Priti Patel, the Home Secretary, has said that ministers are working to move police and other frontline workers up the priority list for the Covid vaccine.
There is “a lot of work taking place in government right now” on the issue Priti Patel detailed during an interview with the BBC.
The government advisory committee on vaccines has announced that it will take into account factors such as exposure risk and occupation in the vaccine rollout’s next phase.
However the most vulnerable are still being prioritised for the vaccine first with the government attempting to give everyone in the top four priority groups a first dose by mid-February.
When asked on BBC Radio 4’s Today programme if she wanted to see police officers “bumped up the queue” for the vaccine, Priti Patel said: “It’s both police, fire and other frontline workers. And the health secretary and I are working to absolutely try and make that happen.
This isn’t just something we are thinking about. There is a lot of work taking place in government right now. If the Joint Committee on Vaccination and Immunisation [JCVI] says that is a possibility, we can make it happen. We have the supply, we have the logistical plans in place, we will absolutely work to make that happen.”

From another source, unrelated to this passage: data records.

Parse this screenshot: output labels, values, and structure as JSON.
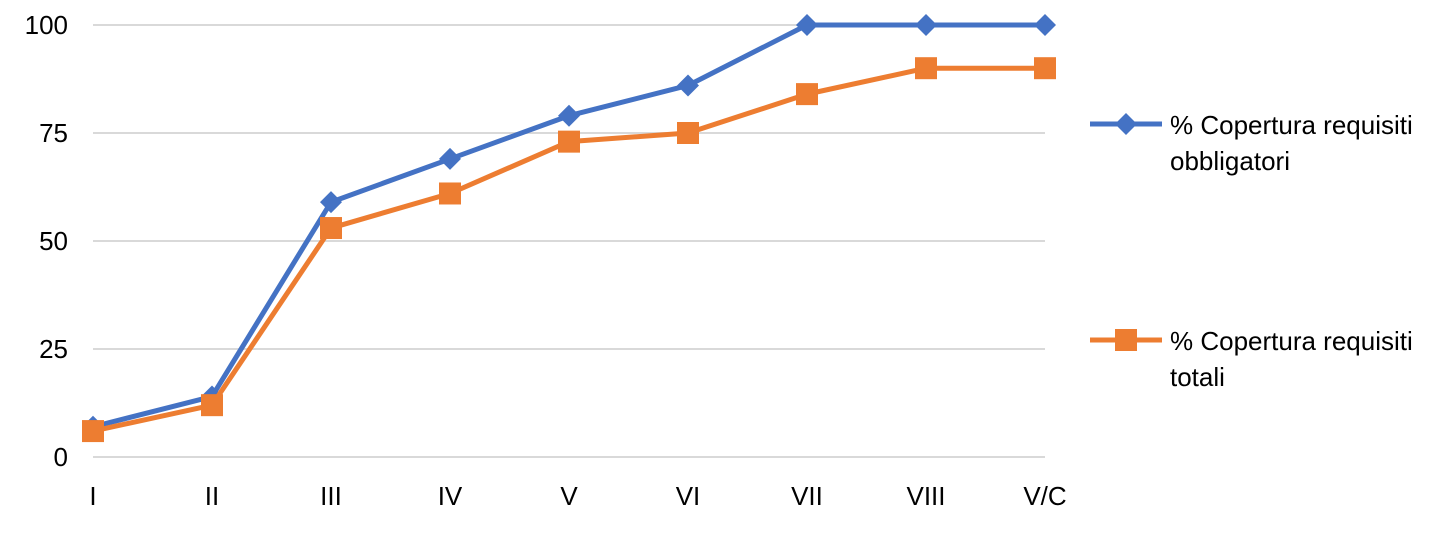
{
  "chart_data": {
    "type": "line",
    "title": "",
    "xlabel": "",
    "ylabel": "",
    "categories": [
      "I",
      "II",
      "III",
      "IV",
      "V",
      "VI",
      "VII",
      "VIII",
      "V/C"
    ],
    "ylim": [
      0,
      100
    ],
    "yticks": [
      0,
      25,
      50,
      75,
      100
    ],
    "grid": true,
    "legend_position": "right",
    "series": [
      {
        "name": "% Copertura requisiti obbligatori",
        "legend_lines": [
          "% Copertura requisiti",
          "obbligatori"
        ],
        "marker": "diamond",
        "color": "#4472C4",
        "values": [
          7,
          14,
          59,
          69,
          79,
          86,
          100,
          100,
          100
        ]
      },
      {
        "name": "% Copertura requisiti totali",
        "legend_lines": [
          "% Copertura requisiti",
          "totali"
        ],
        "marker": "square",
        "color": "#ED7D31",
        "values": [
          6,
          12,
          53,
          61,
          73,
          75,
          84,
          90,
          90
        ]
      }
    ]
  }
}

The Home Secretary went on to say that Matt Hancock, the Health Secretary, was “supporting all our efforts across government on this” and that she was speaking to the National Police Chiefs Council and the Met Police Commissioner about getting officers “ready to take the vaccine when that comes”.
Professor Anthony Harnden, the deputy chair of the JCVI, announced that phase two of the vaccine rollout would continue to work down the priority list through the over-50s.